| NASA Shuttle to Launch Luke Skywalker's Lightsaber By Robert Z. Pearlman posted: 28 August 2007 10:34 a.m. ET |
When the space shuttle Discovery launches the STS-120
astronaut crew in October, the force will be with them.
Stowed on-board the orbiter, in addition to a new module
for the International Space Station, will be the
original prop lightsaber used by actor Mark Hamill as
Luke Skywalker in the 1977 film "Star Wars". The
laser-like Jedi weapon is being flown to the orbiting
outpost and back in honor of the 30th anniversary
of director George Lucas' franchise.
Before it can make its trip to orbit though,
the lightsaber will first fly to Houston, Texas,
home of NASA's Johnson Space Center, by
way of Southwest Airlines and a
Star Wars-studded send off from Oakland
International Airport in California on Tuesday.

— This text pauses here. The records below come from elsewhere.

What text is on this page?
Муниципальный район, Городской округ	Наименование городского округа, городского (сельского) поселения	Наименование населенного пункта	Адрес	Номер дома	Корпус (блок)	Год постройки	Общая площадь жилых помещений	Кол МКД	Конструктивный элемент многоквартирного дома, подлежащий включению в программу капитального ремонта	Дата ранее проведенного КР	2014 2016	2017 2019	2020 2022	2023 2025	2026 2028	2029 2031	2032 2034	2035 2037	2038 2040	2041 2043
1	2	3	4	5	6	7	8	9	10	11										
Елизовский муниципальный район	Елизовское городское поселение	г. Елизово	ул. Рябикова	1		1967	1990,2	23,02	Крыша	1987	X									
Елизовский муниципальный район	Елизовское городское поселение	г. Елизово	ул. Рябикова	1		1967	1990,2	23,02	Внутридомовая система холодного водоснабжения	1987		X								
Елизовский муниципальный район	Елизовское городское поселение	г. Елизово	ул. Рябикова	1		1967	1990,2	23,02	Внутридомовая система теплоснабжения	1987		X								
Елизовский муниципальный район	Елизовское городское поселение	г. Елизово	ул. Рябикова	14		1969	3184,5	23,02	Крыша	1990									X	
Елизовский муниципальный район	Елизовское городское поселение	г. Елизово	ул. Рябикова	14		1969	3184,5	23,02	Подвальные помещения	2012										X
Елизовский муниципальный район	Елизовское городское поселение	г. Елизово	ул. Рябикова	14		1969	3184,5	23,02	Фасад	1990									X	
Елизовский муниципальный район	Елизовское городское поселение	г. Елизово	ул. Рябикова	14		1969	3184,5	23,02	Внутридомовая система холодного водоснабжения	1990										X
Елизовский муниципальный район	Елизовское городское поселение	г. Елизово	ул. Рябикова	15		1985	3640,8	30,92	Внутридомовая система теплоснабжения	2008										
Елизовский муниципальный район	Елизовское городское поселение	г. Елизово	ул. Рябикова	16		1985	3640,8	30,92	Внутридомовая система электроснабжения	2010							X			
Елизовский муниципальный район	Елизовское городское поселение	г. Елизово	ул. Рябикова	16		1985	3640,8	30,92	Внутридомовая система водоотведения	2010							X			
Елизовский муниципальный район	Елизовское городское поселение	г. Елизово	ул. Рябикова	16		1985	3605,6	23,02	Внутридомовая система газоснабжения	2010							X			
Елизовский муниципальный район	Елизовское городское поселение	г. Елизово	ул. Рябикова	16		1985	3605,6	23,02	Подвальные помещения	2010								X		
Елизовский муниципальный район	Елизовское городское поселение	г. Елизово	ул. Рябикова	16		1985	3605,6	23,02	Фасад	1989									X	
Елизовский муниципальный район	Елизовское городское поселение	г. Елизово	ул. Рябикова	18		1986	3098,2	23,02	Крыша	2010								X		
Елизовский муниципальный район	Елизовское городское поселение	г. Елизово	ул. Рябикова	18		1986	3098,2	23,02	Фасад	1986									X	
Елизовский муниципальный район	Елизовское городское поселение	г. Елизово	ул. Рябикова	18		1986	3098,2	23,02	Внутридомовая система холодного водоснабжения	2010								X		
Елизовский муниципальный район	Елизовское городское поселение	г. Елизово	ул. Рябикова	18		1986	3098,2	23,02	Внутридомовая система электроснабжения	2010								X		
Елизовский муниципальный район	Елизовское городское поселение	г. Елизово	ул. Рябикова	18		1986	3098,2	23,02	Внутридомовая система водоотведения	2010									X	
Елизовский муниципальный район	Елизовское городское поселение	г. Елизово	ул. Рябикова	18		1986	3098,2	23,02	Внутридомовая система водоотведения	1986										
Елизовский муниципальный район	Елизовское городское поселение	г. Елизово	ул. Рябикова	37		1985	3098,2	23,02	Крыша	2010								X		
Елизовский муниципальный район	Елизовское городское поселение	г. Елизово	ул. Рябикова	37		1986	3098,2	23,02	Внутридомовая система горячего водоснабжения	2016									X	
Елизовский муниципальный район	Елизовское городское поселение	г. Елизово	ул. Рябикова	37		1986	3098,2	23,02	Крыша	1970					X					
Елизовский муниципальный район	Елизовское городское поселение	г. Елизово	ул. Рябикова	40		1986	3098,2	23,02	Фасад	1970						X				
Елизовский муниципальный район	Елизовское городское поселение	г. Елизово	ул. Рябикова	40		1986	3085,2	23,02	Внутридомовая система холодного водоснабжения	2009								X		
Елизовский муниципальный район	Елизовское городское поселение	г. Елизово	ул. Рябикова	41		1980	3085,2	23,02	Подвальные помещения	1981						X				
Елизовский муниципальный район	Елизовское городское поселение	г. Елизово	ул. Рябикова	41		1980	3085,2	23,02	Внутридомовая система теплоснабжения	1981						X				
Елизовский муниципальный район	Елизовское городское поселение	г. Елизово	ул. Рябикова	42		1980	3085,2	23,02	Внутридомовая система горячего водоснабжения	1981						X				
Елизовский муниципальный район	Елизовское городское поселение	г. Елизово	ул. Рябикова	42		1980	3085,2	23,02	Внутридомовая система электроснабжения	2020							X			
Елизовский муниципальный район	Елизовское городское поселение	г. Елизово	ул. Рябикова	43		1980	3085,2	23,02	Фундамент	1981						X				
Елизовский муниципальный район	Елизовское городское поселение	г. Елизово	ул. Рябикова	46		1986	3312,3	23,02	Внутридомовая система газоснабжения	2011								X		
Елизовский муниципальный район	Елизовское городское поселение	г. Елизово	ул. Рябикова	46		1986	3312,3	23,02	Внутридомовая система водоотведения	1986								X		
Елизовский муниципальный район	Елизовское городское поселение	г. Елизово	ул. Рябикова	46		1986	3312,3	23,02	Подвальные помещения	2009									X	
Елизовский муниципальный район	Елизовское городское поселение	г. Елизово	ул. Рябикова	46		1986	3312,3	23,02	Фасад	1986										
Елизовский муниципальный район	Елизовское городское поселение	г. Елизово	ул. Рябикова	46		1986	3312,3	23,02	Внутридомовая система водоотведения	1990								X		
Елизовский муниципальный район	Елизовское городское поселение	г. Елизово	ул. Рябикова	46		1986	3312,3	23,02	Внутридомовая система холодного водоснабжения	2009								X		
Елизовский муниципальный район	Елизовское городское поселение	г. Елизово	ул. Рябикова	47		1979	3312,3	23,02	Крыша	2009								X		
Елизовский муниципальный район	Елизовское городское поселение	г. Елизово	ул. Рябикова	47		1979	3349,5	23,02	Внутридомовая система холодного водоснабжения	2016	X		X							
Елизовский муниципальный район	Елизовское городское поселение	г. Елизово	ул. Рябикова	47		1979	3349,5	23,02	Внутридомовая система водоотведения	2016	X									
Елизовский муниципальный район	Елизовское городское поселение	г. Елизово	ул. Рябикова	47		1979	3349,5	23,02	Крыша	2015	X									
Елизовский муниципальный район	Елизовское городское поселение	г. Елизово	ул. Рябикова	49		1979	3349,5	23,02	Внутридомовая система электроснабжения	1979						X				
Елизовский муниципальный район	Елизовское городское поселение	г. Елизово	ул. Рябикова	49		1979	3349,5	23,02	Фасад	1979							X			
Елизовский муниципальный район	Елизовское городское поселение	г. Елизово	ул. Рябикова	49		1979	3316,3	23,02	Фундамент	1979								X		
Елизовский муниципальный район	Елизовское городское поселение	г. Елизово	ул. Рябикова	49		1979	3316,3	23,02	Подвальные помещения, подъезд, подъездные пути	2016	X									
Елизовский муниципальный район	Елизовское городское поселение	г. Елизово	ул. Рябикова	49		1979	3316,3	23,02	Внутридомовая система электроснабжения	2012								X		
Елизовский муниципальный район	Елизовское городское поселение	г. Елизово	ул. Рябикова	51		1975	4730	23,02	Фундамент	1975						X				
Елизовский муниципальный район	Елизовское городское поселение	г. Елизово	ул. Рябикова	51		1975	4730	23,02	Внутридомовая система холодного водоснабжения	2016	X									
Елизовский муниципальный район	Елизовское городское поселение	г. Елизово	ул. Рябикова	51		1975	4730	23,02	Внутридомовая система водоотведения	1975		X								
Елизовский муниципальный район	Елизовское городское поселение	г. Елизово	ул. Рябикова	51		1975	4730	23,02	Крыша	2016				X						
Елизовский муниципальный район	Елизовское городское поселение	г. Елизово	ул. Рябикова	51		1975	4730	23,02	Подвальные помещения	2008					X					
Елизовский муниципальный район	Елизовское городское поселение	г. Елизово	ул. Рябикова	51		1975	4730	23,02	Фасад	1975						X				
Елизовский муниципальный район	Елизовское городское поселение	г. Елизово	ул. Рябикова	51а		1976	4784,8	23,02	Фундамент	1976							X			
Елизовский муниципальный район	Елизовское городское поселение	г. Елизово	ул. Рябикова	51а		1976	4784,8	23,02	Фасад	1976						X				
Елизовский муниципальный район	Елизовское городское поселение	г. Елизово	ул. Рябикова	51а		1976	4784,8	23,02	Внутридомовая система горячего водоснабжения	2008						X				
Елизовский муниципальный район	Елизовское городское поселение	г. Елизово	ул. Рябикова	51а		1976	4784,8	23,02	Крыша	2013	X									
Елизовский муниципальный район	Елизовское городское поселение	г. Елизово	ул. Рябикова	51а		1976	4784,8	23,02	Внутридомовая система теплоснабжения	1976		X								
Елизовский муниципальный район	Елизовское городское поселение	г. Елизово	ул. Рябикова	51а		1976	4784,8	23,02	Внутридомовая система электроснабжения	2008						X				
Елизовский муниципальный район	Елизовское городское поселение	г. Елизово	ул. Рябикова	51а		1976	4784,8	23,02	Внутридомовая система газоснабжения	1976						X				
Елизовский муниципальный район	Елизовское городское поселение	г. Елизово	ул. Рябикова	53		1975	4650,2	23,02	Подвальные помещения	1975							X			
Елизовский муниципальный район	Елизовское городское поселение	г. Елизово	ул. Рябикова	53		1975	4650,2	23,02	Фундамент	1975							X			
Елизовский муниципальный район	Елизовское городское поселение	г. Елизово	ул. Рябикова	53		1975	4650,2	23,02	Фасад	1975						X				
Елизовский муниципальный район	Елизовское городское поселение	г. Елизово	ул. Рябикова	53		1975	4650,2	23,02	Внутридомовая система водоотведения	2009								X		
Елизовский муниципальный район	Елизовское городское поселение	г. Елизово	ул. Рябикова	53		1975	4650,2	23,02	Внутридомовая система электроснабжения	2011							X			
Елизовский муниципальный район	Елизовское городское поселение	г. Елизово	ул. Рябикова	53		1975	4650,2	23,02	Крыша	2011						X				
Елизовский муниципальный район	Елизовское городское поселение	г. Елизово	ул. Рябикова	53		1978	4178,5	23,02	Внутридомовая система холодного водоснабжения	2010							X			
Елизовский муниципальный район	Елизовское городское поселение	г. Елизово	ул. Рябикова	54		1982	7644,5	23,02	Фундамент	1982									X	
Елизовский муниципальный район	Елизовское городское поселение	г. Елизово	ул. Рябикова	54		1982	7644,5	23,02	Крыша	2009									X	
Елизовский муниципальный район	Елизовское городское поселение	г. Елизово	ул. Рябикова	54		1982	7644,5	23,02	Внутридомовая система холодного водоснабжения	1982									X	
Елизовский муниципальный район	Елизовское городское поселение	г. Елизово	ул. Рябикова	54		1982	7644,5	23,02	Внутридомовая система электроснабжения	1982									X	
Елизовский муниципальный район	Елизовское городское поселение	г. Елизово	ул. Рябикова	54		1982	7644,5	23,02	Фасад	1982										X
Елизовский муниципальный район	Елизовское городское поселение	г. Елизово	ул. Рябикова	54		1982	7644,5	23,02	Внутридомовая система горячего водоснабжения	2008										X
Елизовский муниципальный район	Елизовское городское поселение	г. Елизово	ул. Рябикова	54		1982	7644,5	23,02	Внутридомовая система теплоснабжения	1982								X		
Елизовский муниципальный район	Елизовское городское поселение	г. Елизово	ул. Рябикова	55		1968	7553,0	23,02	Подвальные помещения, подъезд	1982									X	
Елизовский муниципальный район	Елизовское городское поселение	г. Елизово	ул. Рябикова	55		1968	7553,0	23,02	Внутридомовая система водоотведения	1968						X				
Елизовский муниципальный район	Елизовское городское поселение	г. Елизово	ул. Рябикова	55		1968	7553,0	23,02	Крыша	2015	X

Chewbacca, the towering Wookiee best
known from the film as Han Solo's co-pilot
on the Millennium Falcon, will officially hand
the lightsaber over to officials from Space Center
Houston during a ceremony at the airport. Joining
"Chewie" will be other characters from the
six-part sci-fi classic, including Boba and
Jango Fett and together they help push back
the airplane on the tarmac.
Once on the ground in Houston, the flight will
be greeted by a troop of Stormtroopers and
other Star Wars notables including the droid R2-D2,
who will deliver the lightsaber to a waiting line of Hummers
outside the baggage claim of the William P. Hobby Airport.
Accompanied by a police escort, the soon-to-be real space
artifact will be driven to Space Center Houston to be exhibited
inside a vault that currently displays moon rocks.
Space Center Houston, as the official visitor center for NASA's
Johnson Space Center, plans to publicly display the lightsaber
through Labor Day, after which it will be prepared for its launch
from the Kennedy Space Center in Florida.
The lightsaber is scheduled to depart California at 10:40 a.m.
PDT and arrive in Texas at 4:20 p.m. CDT according to a
release jointly issued Monday by Southwest Airlines,
Space Center Houston and Lucasfilm.
STS-120, targeted for launch on October 23, will be led
by commander Pam Melroy and pilot George Zamka.
The seven-person crew is completed by mission specialists
Scott Parazynski, Doug Wheelock, Stephanie Wilson and
European Space Agency astronaut Paolo Nespoli, as well
as space station Expedition 16 flight engineer Dan Tani.
Besides the lightsaber, their primary cargo is the station's
second Italian-built U.S. multi-port node named Harmony.